I would like to see how to design a 3D rendering engine or distributed transactions infrastructure with TDD.



I had one interview a few years ago when I had to solve FizzBuzz in a TDD way; I realised quite quickly that to solve the problem as described with TDD resulted in a more complicated solution, including things like changing the API to allow me to inject a "printer" so that the test could pass a double instead.

Still a very easy problem, but the irony of TDD making FizzBuzz harder made me smile.


> including things like changing the API to allow me to inject a "printer" so that the test could pass a double instead.

In what language? Isn't the basic case of fizzbuzz a procedure/function that takes a number and returns a string (if you are strongly typed, not able/willing to return a complex type)?

Printing and reading input would be side-effects, surely? (so you plug the input to your fizzbuzz, and the output to a stream, maybe via a formater?)


The only formulation for FizzBuzz that I've seen 'in the wild' is "Write a program that prints XYZ (to standard out)"


I don't think treating it as two subproblems: generate a sequence xyz, print the sequence to standard out - is terrible over-engineering - especially if it enables simpler tests?

Ed: or in the case of fizz-buzz; a function to transform a number (returns "<number>", "fizz", "buzz" or "fizz-buzz"), a function that maps a sequence (eg 1..100) via fizbuzz(), and then a function that prints such a sequence.


As in dagw's reply. The question as posed to me has always asked to write code that prints to stdout.

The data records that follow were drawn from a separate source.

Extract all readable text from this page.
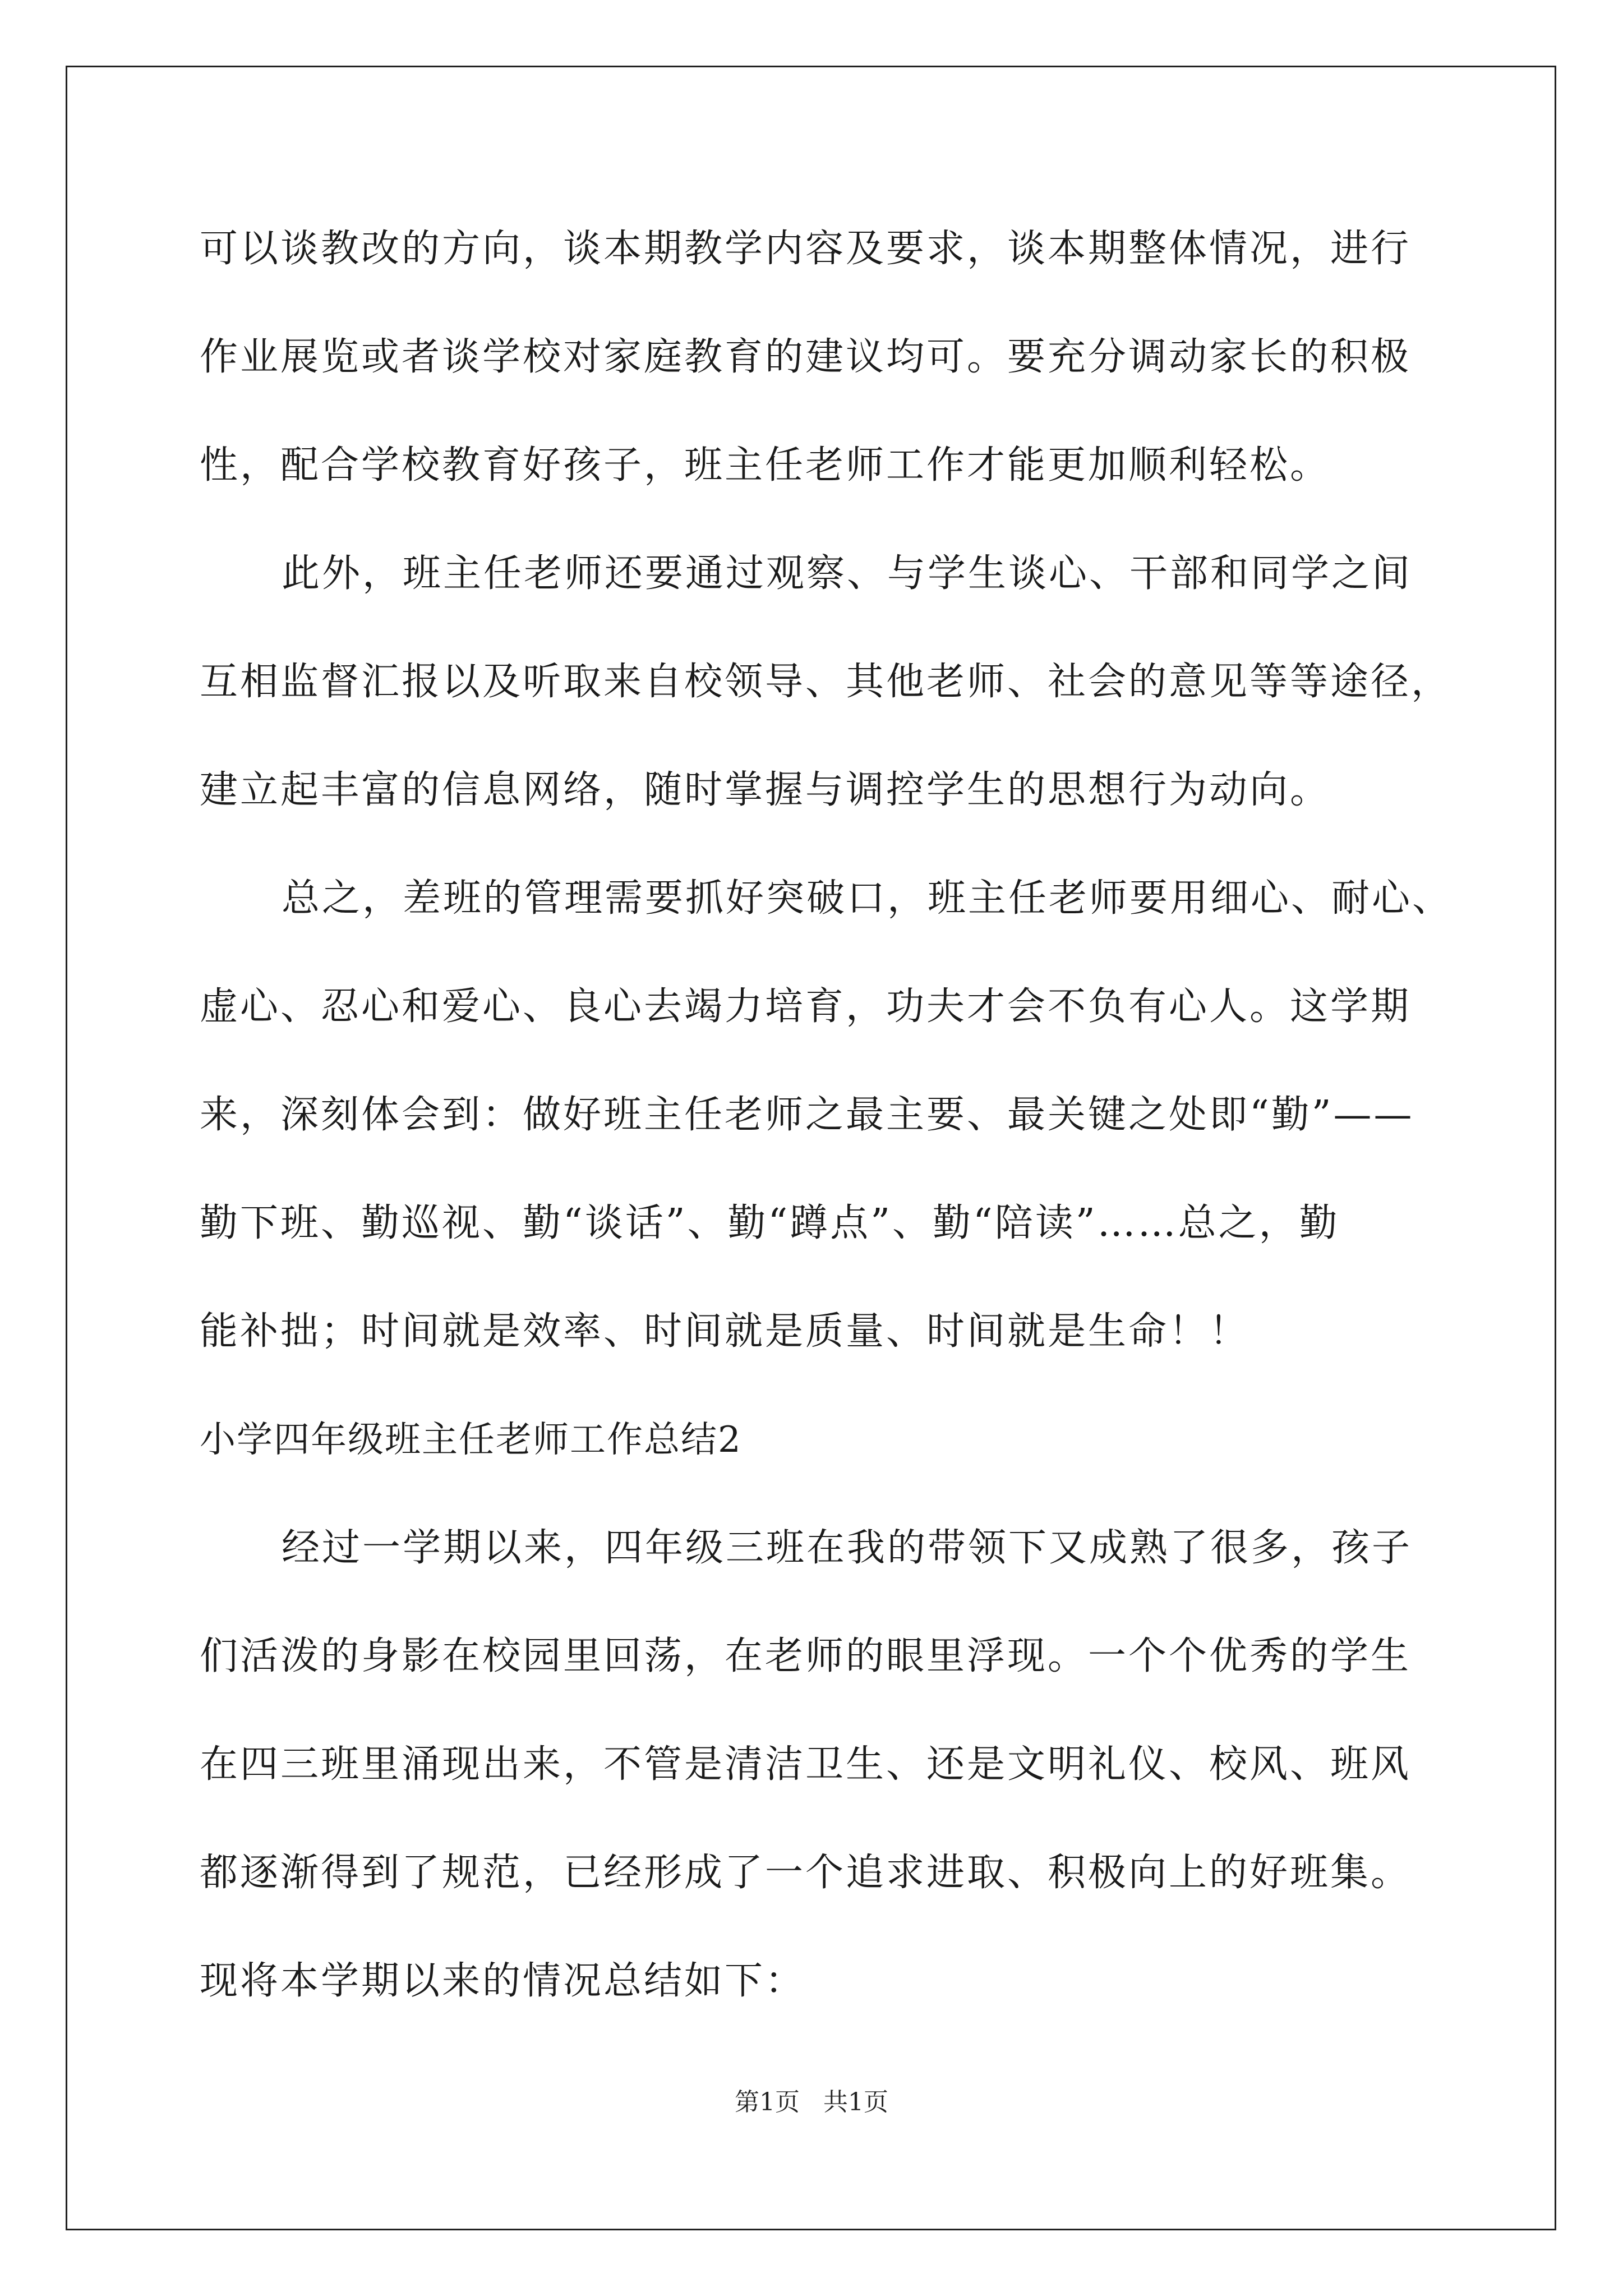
可以谈教改的方向，谈本期教学内容及要求，谈本期整体情况，进行
作业展览或者谈学校对家庭教育的建议均可。要充分调动家长的积极
性，配合学校教育好孩子，班主任老师工作才能更加顺利轻松。
此外，班主任老师还要通过观察、与学生谈心、干部和同学之间
互相监督汇报以及听取来自校领导、其他老师、社会的意见等等途径，
建立起丰富的信息网络，随时掌握与调控学生的思想行为动向。
总之，差班的管理需要抓好突破口，班主任老师要用细心、耐心、
虚心、忍心和爱心、良心去竭力培育，功夫才会不负有心人。这学期
来，深刻体会到：做好班主任老师之最主要、最关键之处即“勤”——
勤下班、勤巡视、勤“谈话”、勤“蹲点”、勤“陪读”……总之，勤
能补拙；时间就是效率、时间就是质量、时间就是生命！！
小学四年级班主任老师工作总结2
经过一学期以来，四年级三班在我的带领下又成熟了很多，孩子
们活泼的身影在校园里回荡，在老师的眼里浮现。一个个优秀的学生
在四三班里涌现出来，不管是清洁卫生、还是文明礼仪、校风、班风
都逐渐得到了规范，已经形成了一个追求进取、积极向上的好班集。
现将本学期以来的情况总结如下：
第1页 共1页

TDD expands to Test Driven Design for me rather than test driven development.

I have found TDD to be an extremely useful tool in cases where I was not sure about the design but knew what the requirements were.


As a corollarly, it often results in mostly functional code that is easy to test without any mocks, so good coverage usually happens "by accident" (not really).

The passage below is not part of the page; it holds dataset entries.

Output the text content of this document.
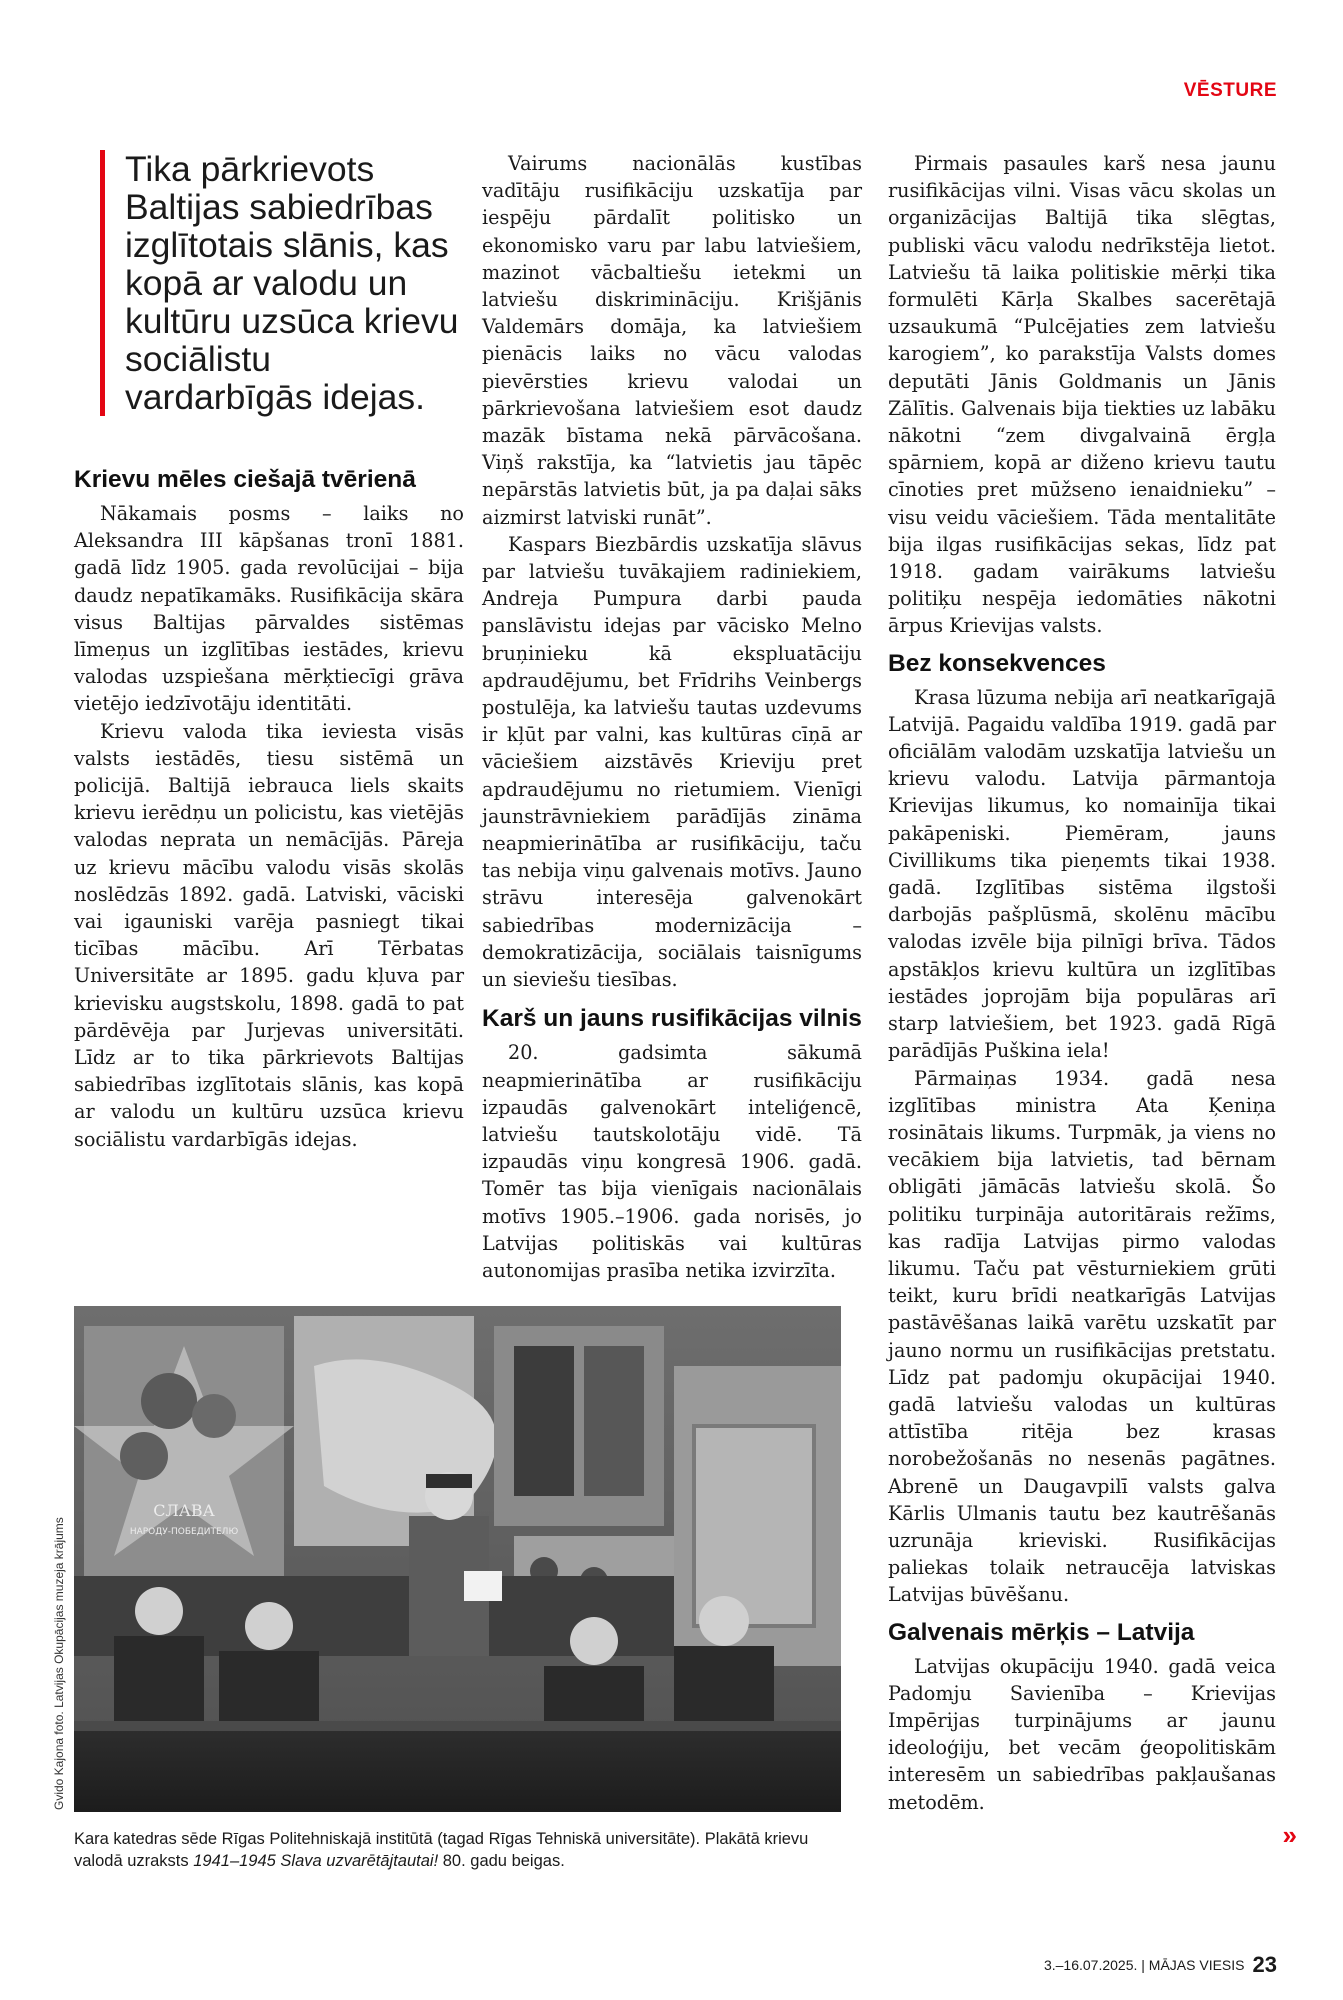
VĒSTURE
Tika pārkrievots Baltijas sabiedrības izglītotais slānis, kas kopā ar valodu un kultūru uzsūca krievu sociālistu vardarbīgās idejas.
Krievu mēles ciešajā tvērienā

Nākamais posms – laiks no Aleksandra III kāpšanas tronī 1881. gadā līdz 1905. gada revolūcijai – bija daudz nepatīkamāks. Rusifikācija skāra visus Baltijas pārvaldes sistēmas līmeņus un izglītības iestādes, krievu valodas uzspiešana mērķtiecīgi grāva vietējo iedzīvotāju identitāti.

Krievu valoda tika ieviesta visās valsts iestādēs, tiesu sistēmā un policijā. Baltijā iebrauca liels skaits krievu ierēdņu un policistu, kas vietējās valodas neprata un nemācījās. Pāreja uz krievu mācību valodu visās skolās noslēdzās 1892. gadā. Latviski, vāciski vai igauniski varēja pasniegt tikai ticības mācību. Arī Tērbatas Universitāte ar 1895. gadu kļuva par krievisku augstskolu, 1898. gadā to pat pārdēvēja par Jurjevas universitāti. Līdz ar to tika pārkrievots Baltijas sabiedrības izglītotais slānis, kas kopā ar valodu un kultūru uzsūca krievu sociālistu vardarbīgās idejas.

Vairums nacionālās kustības vadītāju rusifikāciju uzskatīja par iespēju pārdalīt politisko un ekonomisko varu par labu latviešiem, mazinot vācbaltiešu ietekmi un latviešu diskrimināciju. Krišjānis Valdemārs domāja, ka latviešiem pienācis laiks no vācu valodas pievērsties krievu valodai un pārkrievošana latviešiem esot daudz mazāk bīstama nekā pārvācošana. Viņš rakstīja, ka “latvietis jau tāpēc nepārstās latvietis būt, ja pa daļai sāks aizmirst latviski runāt”.

Kaspars Biezbārdis uzskatīja slāvus par latviešu tuvākajiem radiniekiem, Andreja Pumpura darbi pauda panslāvistu idejas par vācisko Melno bruņinieku kā ekspluatāciju apdraudējumu, bet Frīdrihs Veinbergs postulēja, ka latviešu tautas uzdevums ir kļūt par valni, kas kultūras cīņā ar vāciešiem aizstāvēs Krieviju pret apdraudējumu no rietumiem. Vienīgi jaunstrāvniekiem parādījās zināma neapmierinātība ar rusifikāciju, taču tas nebija viņu galvenais motīvs. Jauno strāvu interesēja galvenokārt sabiedrības modernizācija – demokratizācija, sociālais taisnīgums un sieviešu tiesības.

Karš un jauns rusifikācijas vilnis

20. gadsimta sākumā neapmierinātība ar rusifikāciju izpaudās galvenokārt inteliģencē, latviešu tautskolotāju vidē. Tā izpaudās viņu kongresā 1906. gadā. Tomēr tas bija vienīgais nacionālais motīvs 1905.–1906. gada norisēs, jo Latvijas politiskās vai kultūras autonomijas prasība netika izvirzīta.

Pirmais pasaules karš nesa jaunu rusifikācijas vilni. Visas vācu skolas un organizācijas Baltijā tika slēgtas, publiski vācu valodu nedrīkstēja lietot. Latviešu tā laika politiskie mērķi tika formulēti Kārļa Skalbes sacerētajā uzsaukumā “Pulcējaties zem latviešu karogiem”, ko parakstīja Valsts domes deputāti Jānis Goldmanis un Jānis Zālītis. Galvenais bija tiekties uz labāku nākotni “zem divgalvainā ērgļa spārniem, kopā ar diženo krievu tautu cīnoties pret mūžseno ienaidnieku” – visu veidu vāciešiem. Tāda mentalitāte bija ilgas rusifikācijas sekas, līdz pat 1918. gadam vairākums latviešu politiķu nespēja iedomāties nākotni ārpus Krievijas valsts.

Bez konsekvences

Krasa lūzuma nebija arī neatkarīgajā Latvijā. Pagaidu valdība 1919. gadā par oficiālām valodām uzskatīja latviešu un krievu valodu. Latvija pārmantoja Krievijas likumus, ko nomainīja tikai pakāpeniski. Piemēram, jauns Civillikums tika pieņemts tikai 1938. gadā. Izglītības sistēma ilgstoši darbojās pašplūsmā, skolēnu mācību valodas izvēle bija pilnīgi brīva. Tādos apstākļos krievu kultūra un izglītības iestādes joprojām bija populāras arī starp latviešiem, bet 1923. gadā Rīgā parādījās Puškina iela!

Pārmaiņas 1934. gadā nesa izglītības ministra Ata Ķeniņa rosinātais likums. Turpmāk, ja viens no vecākiem bija latvietis, tad bērnam obligāti jāmācās latviešu skolā. Šo politiku turpināja autoritārais režīms, kas radīja Latvijas pirmo valodas likumu. Taču pat vēsturniekiem grūti teikt, kuru brīdi neatkarīgās Latvijas pastāvēšanas laikā varētu uzskatīt par jauno normu un rusifikācijas pretstatu. Līdz pat padomju okupācijai 1940. gadā latviešu valodas un kultūras attīstība ritēja bez krasas norobežošanās no nesenās pagātnes. Abrenē un Daugavpilī valsts galva Kārlis Ulmanis tautu bez kautrēšanās uzrunāja krieviski. Rusifikācijas paliekas tolaik netraucēja latviskas Latvijas būvēšanu.

Galvenais mērķis – Latvija

Latvijas okupāciju 1940. gadā veica Padomju Savienība – Krievijas Impērijas turpinājums ar jaunu ideoloģiju, bet vecām ģeopolitiskām interesēm un sabiedrības pakļaušanas metodēm.

СЛАВА
НАРОДУ-ПОБЕДИТЕЛЮ
Gvido Kajona foto. Latvijas Okupācijas muzeja krājums
Kara katedras sēde Rīgas Politehniskajā institūtā (tagad Rīgas Tehniskā universitāte). Plakātā krievu valodā uzraksts 1941–1945 Slava uzvarētājtautai! 80. gadu beigas.
»
3.–16.07.2025. | MĀJAS VIESIS 23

i think you may have suddenly helped me to finally grasp the true essence and nature of tdd. woah this makes so much more sense


> TDD is about designing how a module is going to be used before actually implementing it.

My problem with this is that Tests != Design.

I hear this all the time "Oh, TDD isn't about having 100% coverage it's just making sure developers think about what they make before they make it"

If your developers don't think before they build, fire them

Tests aren't design.

Tests also aren't documentation, which is the other thing I hear a lot.


Code is the canonical source of truth.

Tests are executable examples of code under use in different scenarios, usually showing both input and output.

Textual documentation is an attempt to extract the most useful bits of the first two into a more manageable form, and potentially explain the reasons for said code's existence if it's not obvious. It will always go out of sync with code in small ways that will bite you, unless you've got executable documentation like some OpenAPI implementations or the venerable "doctests" in Python.

All of them are ways to learn about the API, or iow, "documentation".